Hartman worries over the notion of critical fabulation – can a critical narrative imagine the emotional and mental landscapes of an individual girl trapped on a slave ship? If so, do we do her an injustice by imagining her experience or does such an imaginative journey bring us closer to understanding? Hartman asks how do we thread a careful path that neither offers up the horrors of slavery as a fetishizing spectacle nor obscures or erases the complex lives caught up within it. Within Ōta Yōko’s City of Corpses and Hayashi Kyōko Two Grave Markers similar tensions exist, both resisting a spectacular recounting of accumulated trauma while centering the tangled emotional and mental response of specific and truthful experience.
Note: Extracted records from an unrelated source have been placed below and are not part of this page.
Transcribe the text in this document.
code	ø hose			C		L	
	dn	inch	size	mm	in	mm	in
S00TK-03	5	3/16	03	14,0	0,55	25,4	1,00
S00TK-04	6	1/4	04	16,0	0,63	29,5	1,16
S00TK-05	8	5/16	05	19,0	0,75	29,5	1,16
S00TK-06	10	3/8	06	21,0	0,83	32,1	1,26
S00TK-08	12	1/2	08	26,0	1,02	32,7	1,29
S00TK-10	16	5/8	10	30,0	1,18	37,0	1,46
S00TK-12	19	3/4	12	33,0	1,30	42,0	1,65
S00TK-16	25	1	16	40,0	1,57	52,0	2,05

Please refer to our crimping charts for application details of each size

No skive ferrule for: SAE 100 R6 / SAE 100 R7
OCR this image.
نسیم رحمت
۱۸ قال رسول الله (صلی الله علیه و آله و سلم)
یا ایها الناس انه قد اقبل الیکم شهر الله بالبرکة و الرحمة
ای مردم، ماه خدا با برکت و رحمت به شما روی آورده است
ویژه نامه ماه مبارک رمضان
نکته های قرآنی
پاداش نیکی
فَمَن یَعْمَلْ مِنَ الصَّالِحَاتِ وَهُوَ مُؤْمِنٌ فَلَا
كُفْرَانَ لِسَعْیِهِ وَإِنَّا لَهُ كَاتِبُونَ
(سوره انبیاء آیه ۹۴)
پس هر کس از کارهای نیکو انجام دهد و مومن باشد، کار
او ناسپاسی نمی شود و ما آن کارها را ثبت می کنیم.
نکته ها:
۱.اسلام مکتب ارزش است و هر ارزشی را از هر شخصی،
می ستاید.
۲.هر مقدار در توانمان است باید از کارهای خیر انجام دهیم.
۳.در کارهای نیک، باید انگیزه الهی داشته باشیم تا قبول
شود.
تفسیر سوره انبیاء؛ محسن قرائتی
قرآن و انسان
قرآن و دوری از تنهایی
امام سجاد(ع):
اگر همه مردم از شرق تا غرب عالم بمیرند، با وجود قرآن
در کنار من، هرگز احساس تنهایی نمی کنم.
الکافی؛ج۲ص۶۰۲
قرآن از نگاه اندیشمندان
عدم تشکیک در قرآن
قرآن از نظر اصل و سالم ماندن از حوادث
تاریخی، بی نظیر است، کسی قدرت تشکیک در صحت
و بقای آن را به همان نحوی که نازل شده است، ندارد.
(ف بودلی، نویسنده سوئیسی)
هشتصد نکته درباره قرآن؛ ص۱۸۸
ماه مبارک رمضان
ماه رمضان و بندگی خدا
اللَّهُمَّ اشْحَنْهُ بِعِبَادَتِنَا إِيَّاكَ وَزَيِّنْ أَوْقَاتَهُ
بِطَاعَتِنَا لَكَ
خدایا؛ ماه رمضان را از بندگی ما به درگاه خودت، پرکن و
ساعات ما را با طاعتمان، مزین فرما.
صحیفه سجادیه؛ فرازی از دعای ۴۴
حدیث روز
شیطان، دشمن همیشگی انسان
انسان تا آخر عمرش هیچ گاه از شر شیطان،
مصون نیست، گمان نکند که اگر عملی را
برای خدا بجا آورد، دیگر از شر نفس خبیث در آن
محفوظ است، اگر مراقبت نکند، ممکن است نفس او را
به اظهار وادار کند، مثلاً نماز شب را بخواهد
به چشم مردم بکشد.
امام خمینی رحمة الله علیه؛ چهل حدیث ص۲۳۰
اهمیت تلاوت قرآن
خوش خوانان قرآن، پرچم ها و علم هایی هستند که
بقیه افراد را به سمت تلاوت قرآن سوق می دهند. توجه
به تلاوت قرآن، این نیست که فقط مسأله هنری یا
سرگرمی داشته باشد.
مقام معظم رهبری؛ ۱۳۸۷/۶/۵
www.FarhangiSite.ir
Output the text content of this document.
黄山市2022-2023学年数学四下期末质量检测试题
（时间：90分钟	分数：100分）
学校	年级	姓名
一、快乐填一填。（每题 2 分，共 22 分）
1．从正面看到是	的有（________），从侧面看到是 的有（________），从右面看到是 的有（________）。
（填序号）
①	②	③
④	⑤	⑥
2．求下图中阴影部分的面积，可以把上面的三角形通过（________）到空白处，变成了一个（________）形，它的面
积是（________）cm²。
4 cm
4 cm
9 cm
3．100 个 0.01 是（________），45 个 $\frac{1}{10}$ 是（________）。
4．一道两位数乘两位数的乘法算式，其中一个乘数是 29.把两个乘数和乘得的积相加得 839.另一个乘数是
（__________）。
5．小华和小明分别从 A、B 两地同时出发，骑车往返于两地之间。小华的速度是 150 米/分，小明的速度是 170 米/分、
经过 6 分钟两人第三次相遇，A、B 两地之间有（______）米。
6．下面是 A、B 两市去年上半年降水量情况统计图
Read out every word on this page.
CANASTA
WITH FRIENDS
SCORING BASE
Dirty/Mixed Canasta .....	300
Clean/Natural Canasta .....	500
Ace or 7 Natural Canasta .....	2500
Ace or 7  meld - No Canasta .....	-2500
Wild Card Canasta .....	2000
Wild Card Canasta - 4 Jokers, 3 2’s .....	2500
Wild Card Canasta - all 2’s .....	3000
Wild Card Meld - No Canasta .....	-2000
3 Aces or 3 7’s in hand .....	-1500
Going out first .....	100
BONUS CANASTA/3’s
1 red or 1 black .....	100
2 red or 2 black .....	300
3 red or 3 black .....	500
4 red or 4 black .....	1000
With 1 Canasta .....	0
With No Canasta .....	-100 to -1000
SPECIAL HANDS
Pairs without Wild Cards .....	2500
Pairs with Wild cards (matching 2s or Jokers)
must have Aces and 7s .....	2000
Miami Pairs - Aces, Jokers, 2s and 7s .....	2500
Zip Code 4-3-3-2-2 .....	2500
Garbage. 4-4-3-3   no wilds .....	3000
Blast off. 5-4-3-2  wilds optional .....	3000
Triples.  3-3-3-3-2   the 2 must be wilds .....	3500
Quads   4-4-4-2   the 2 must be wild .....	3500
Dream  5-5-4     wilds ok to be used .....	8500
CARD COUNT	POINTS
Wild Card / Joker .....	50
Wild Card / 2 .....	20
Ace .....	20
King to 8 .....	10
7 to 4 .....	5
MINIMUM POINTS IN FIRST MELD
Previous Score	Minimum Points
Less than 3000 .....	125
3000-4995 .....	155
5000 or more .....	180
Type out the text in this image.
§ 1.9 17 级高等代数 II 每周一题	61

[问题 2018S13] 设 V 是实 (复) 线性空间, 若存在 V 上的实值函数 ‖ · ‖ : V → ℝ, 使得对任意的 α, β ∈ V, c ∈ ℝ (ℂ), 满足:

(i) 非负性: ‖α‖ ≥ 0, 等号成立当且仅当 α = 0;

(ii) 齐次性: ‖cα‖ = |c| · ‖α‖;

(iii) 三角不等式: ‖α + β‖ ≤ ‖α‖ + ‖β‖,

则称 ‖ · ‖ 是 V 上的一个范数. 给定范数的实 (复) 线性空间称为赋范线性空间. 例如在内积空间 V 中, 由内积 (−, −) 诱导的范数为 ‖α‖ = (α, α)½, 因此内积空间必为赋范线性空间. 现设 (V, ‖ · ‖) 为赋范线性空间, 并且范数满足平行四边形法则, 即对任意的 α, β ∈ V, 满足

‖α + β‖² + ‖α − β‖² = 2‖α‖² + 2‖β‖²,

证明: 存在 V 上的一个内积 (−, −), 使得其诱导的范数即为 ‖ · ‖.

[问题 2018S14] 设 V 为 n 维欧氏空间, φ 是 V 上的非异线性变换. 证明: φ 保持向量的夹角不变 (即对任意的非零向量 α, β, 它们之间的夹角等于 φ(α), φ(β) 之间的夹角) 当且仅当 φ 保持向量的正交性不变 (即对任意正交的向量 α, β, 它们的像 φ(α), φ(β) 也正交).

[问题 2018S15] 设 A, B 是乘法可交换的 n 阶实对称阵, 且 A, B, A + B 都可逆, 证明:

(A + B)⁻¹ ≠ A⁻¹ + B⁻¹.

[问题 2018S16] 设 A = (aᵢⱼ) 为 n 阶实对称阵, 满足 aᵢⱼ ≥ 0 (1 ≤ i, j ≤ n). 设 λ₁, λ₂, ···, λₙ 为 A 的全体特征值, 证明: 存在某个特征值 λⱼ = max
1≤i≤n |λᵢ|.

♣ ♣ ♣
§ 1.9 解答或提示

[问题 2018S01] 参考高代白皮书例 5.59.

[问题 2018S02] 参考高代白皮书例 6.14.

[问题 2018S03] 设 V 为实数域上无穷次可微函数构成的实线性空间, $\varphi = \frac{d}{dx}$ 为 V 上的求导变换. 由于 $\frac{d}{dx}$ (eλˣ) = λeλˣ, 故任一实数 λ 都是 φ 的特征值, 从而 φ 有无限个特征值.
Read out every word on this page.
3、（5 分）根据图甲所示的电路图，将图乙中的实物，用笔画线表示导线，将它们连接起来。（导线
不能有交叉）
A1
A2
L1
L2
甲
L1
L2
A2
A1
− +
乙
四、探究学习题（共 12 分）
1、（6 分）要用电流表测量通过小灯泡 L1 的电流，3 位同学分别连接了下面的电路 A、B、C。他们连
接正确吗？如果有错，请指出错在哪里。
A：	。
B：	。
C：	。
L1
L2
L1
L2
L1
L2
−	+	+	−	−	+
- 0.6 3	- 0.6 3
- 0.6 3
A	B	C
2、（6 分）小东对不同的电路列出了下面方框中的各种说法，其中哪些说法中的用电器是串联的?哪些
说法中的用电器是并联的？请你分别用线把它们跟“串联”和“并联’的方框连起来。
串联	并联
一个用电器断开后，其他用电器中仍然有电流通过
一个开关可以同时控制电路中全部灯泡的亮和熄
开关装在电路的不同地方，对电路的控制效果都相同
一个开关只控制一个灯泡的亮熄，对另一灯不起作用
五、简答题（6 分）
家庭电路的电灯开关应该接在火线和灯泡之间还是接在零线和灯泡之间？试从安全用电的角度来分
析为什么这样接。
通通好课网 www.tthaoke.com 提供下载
Saidiya Hartman; Venus in Two Acts. Small Axe 1 June 2008; 12 (2): 1–14. doi: https://doi.org/10.1215/-12-2-1

One thought on “Truth and Memory”

  1. Purdom,

    I can’t help but make a connection between Hartman’s “critical fabulation” and Haraway’s SF. Of course, one of the phrases Haraway suggests that SF might indicate is Speculative Fabulation. Imaginatively filling gaps in the past might create something true even if it is not, strictly speaking, factual. As you write, (in literature) this “helps us grapple with ourselves, to wrap arms/minds around moments too large to understand in one sitting, to write into being possible pasts and futures.” I think if we put a little more pressure on the future in this construction we arrive at something like SF–storytelling that tentacularly pulls together fact, imagination, present and future into something that, no matter how speculative, is true. There is a serious case to be made here, as it sounds like Hartman does for critical fabulation, for speculative fiction being a legitimate form of scholarly or critical response. Might an attention to the legitimacies of both fact and truth help reorient our sense of futurity, making knowable conditionalities and possibilities or even bringing the past, present, and future into a more interconnected web?